Fast forward a few years, and imagine that we have a complete physical model of an e-coli bacteria. We know every function of every gene, kinetics of every reaction, physics of every membrane and motor. Computational models of the entire bacteria are able to accurately predict responses to every experiment we run.

Biologists say things like “the bacteria takes in information from its environment, processes that information, and makes decisions which approximately maximize fitness within its ancestral environment.” We have strong outside-view reasons to expect that the information processing in question probably approximates Bayesian reasoning (for some model of the environment), and the decision-making process approximately maximizes some expected utility function (which itself approximates fitness within the ancestral environment).

So presumably, given a complete specification of the bacteria’s physics, we ought to be able to back out its embedded world-model and utility function. How exactly do we do that, mathematically? What equations do we even need to solve?

As a computational biology professor I used to work with said, “Isn’t that, like, the entire problem of biology?”

Economics

Economists say things like “financial market prices provide the best publicly-available estimates for the probabilities of future events.” Prediction markets are an easy case, but let’s go beyond that: we have massive amounts of price data and transaction data from a wide range of financial markets - futures, stocks, options, bonds, forex... We also have some background general economic data, e.g. Fed open-market operations and IOER rate, tax code, regulatory code, and the like. How can we back out the markets’ implicit model of the economy as a whole? What equations do we need to solve to figure out, not just what markets expect, but markets’ implicit beliefs about how the world works?

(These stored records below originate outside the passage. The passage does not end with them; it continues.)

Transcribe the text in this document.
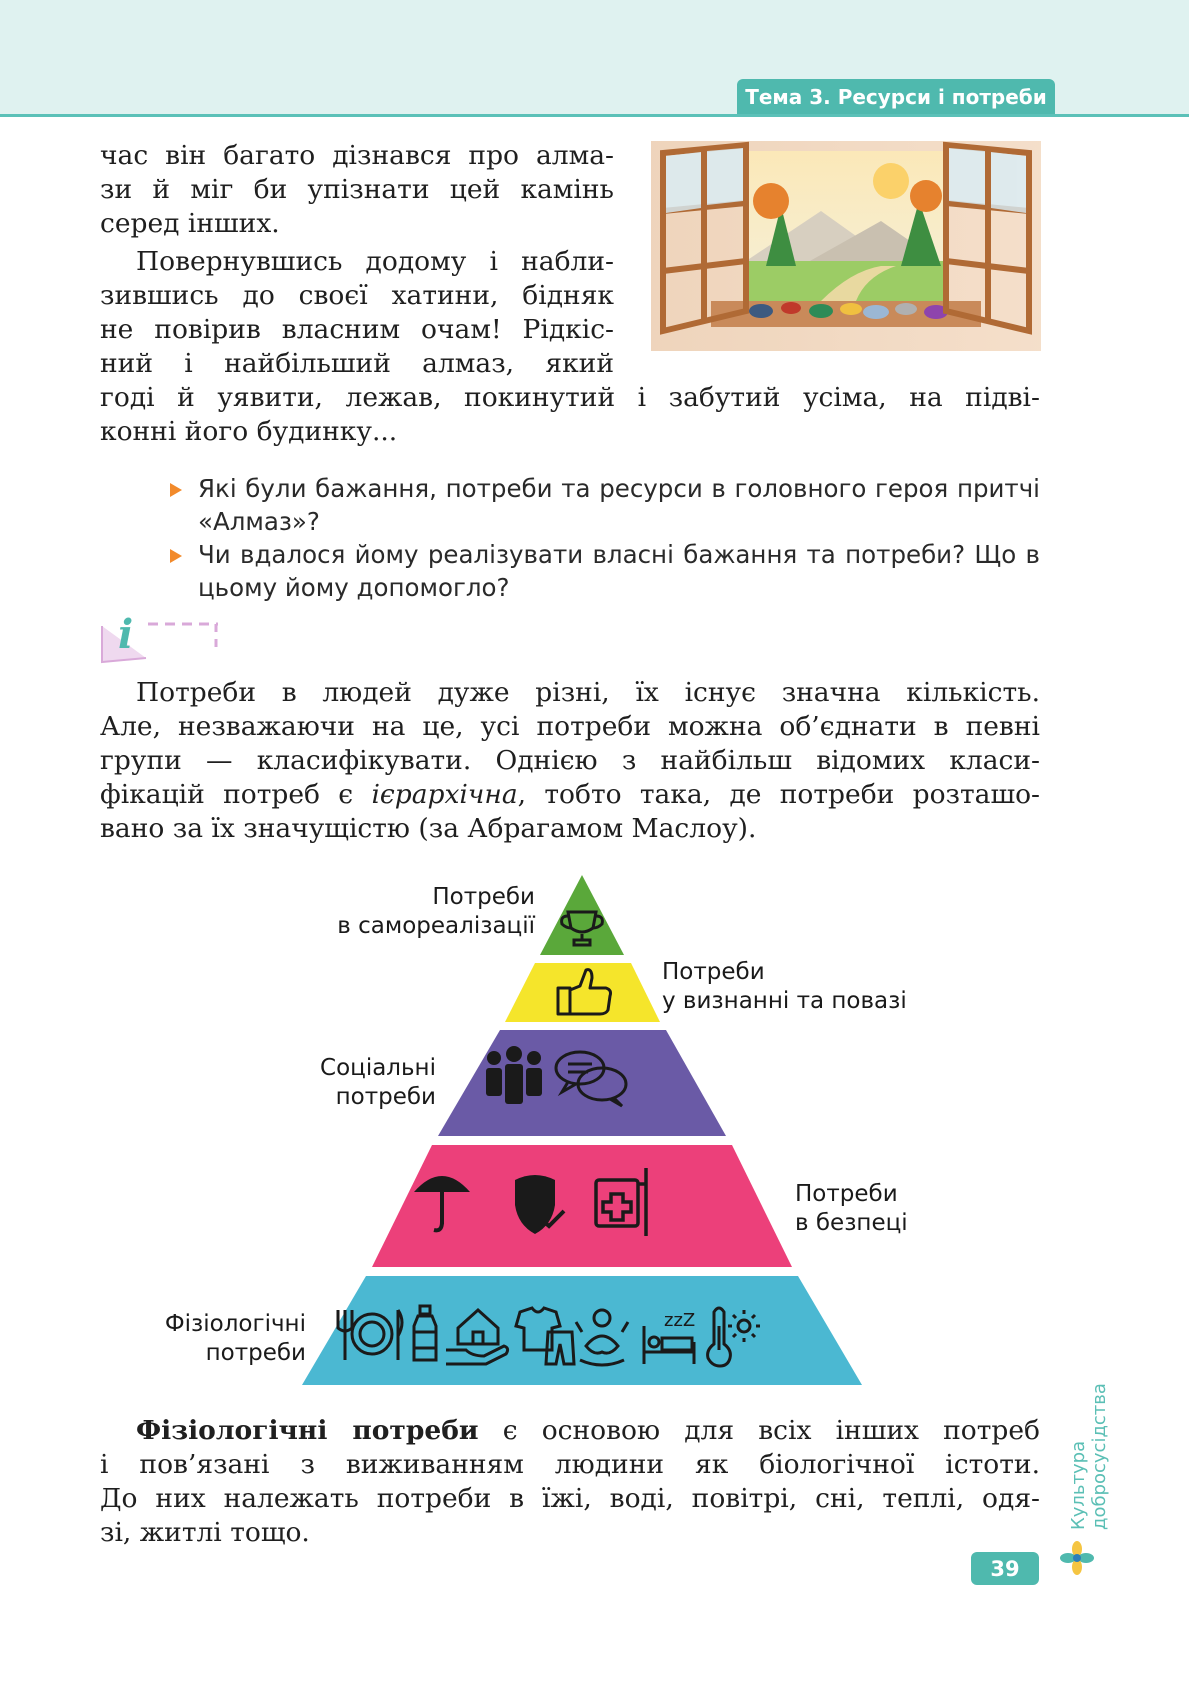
Тема 3. Ресурси і потреби
час він багато дізнався про алма-
зи й міг би упізнати цей камінь
серед інших.
Повернувшись додому і набли-
зившись до своєї хатини, бідняк
не повірив власним очам! Рідкіс-
ний і найбільший алмаз, який
годі й уявити, лежав, покинутий і забутий усіма, на підві-
конні його будинку...
Які були бажання, потреби та ресурси в головного героя притчі «Алмаз»?
Чи вдалося йому реалізувати власні бажання та потреби? Що в цьому йому допомогло?
i
Потреби в людей дуже різні, їх існує значна кількість.
Але, незважаючи на це, усі потреби можна об’єднати в певні
групи — класифікувати. Однією з найбільш відомих класи-
фікацій потреб є ієрархічна, тобто така, де потреби розташо-
вано за їх значущістю (за Абрагамом Маслоу).
zzZ
Потреби
в самореалізації
Потреби
у визнанні та повазі
Соціальні
потреби
Потреби
в безпеці
Фізіологічні
потреби
Фізіологічні потреби є основою для всіх інших потреб
і пов’язані з виживанням людини як біологічної істоти.
До них належать потреби в їжі, воді, повітрі, сні, теплі, одя-
зі, житлі тощо.
Культура добросусідства
39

Then the other half: aside from what markets expect, what do markets want? Can we map out the (approximate, local) utility functions of the component market participants, given only market data?

Neuro/Psych/FAI

Imagine we have a complete model of the human connectome. We’ve mapped every connection in one human brain, we know the dynamics of every cell type. We can simulate it all accurately enough to predict experimental outcomes.

Psychologists (among others) expect that human brains approximate Bayesian reasoning and utility maximization, at least within some bounds. Given a complete model of the brain, presumably we could back out the human’s beliefs, their ontology, and what they want. How do we do that? What equations would we need to solve?

ML/AI

Pull up the specifications for a trained generative adversarial network (GAN). We have all the parameters, we know all the governing equations of the network.

We expect the network to approximate Bayesian reasoning (for some model). Indeed, GAN training is specifically set up to mimic the environment of decision-theoretic agents. If anything is going to precisely approximate mathematical ideal agency, this is it. So, given the specification, how can we back out the network’s implied probabilistic model? How can we decode its internal ontology - and under what conditions do we expect it to develop nontrivial ontological structure at all?